You probably have heard of the Ark of the Covenant, if not from the Torah, then in the series of movies, starring Harrison Ford. You may know that it was a gold-gilded chest that God commanded the Israelites to build in the wilderness. Eventually it was kept inside the inner sanctum of the Mishkan (English: Tabernacle) and later the Temple. Inside it were special items: the tablets of the Ten Commandments; a sample of the manna, the special bread-like substance God provided during the years of wilderness wanderings; and Moses’ brother Aaron’s rod that budded, the miraculous symbol of God’s confirmation that his descendants were to be the cohanim (English: priests). But of these three, the primary meaning of the ark had to do with the Ten Commandments.

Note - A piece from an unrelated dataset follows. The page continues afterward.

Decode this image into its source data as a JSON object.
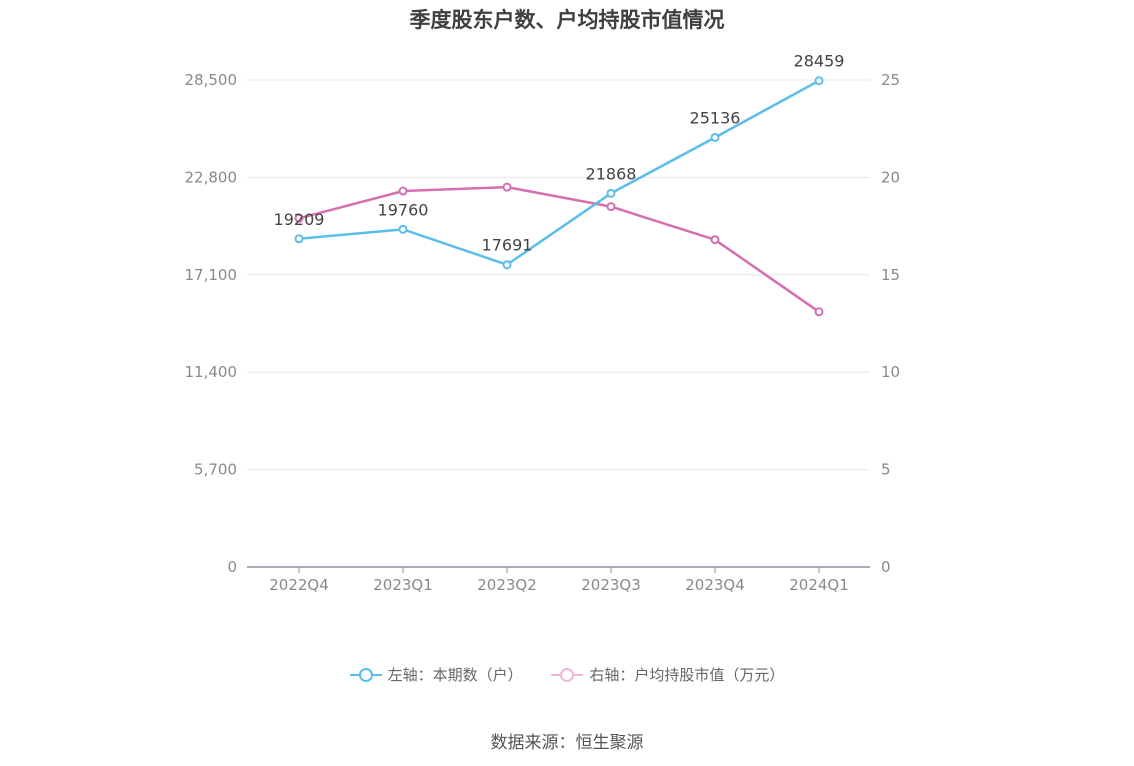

What do you think of when you think of the Ten Commandments? God’s ancient rules? While they certainly contain God’s directives for ancient Israel at least, if not beyond, understanding them as simply commands, directives, or principles misses the point. While in no way diminishing their life-benefitting power, they had a much greater function within the community of Israel.

The Ten Commandments, especially in tablet form, stood for the whole of the covenant that God established with Israel at Mt. Sinai following their rescue from bondage in Egypt. This is why a common descriptor for the ark was “aron ha-brit” (the Ark of the Covenant). The tablets were a tangible sign of the relationship God established with Israel as their Rescuer. The presence of the ark, containing the tablets, was an ongoing reminder of God’s commitment to his people and their obligations unto him in response.

Here’s something I didn’t realize until recently even though I have read the relevant passages so many times in the past. While “Ark of the Covenant” is the most common name for the ark, it is not the most common in the Books of Moses, especially in Shemot (Exodus) where it is first introduced. The earliest references to the ark are as “aron et ha-edut” (the “Ark of the Testimony”). While some may regard “testimony” here as another way to express “covenant,” which is perhaps why we refer to the Old and New Covenants as Old and New Testaments, that misses the point.

A testimony is a witness unto something. Witnesses in court give testimony. They say what they saw; they tell us what happened. Advertisements often provide testimonies as in “I used this product and it works exactly as claimed.” The tablets of the Ten Commandments were designed by God first and foremost as a testimony. What they state is essential, but that God stated them, that they are his testimony of his existence and his committed relationship to Israel, is what they are really all about.

The Ark of the Testimony was evidence of the reality of God and that he spoke to the people of Israel through Moses. The Ten Commandments were never to be reduced to a system of principals or to be regarded as a set of wise sayings. They are that, but they are so much more: they are the very communication of the one true God.

As the Ten Commandments testified to God’s reality, so should we. Our lives should be a testimony to who he is, what he has done, what he is doing, what he has said, and what he is saying. As God’s foundational demonstration of himself is a communication of himself and his will, so we too should reflect who he is and share his word with anyone and everyone. As far as we know the ark is lost, but we are not. Let us be the People of the Testimony.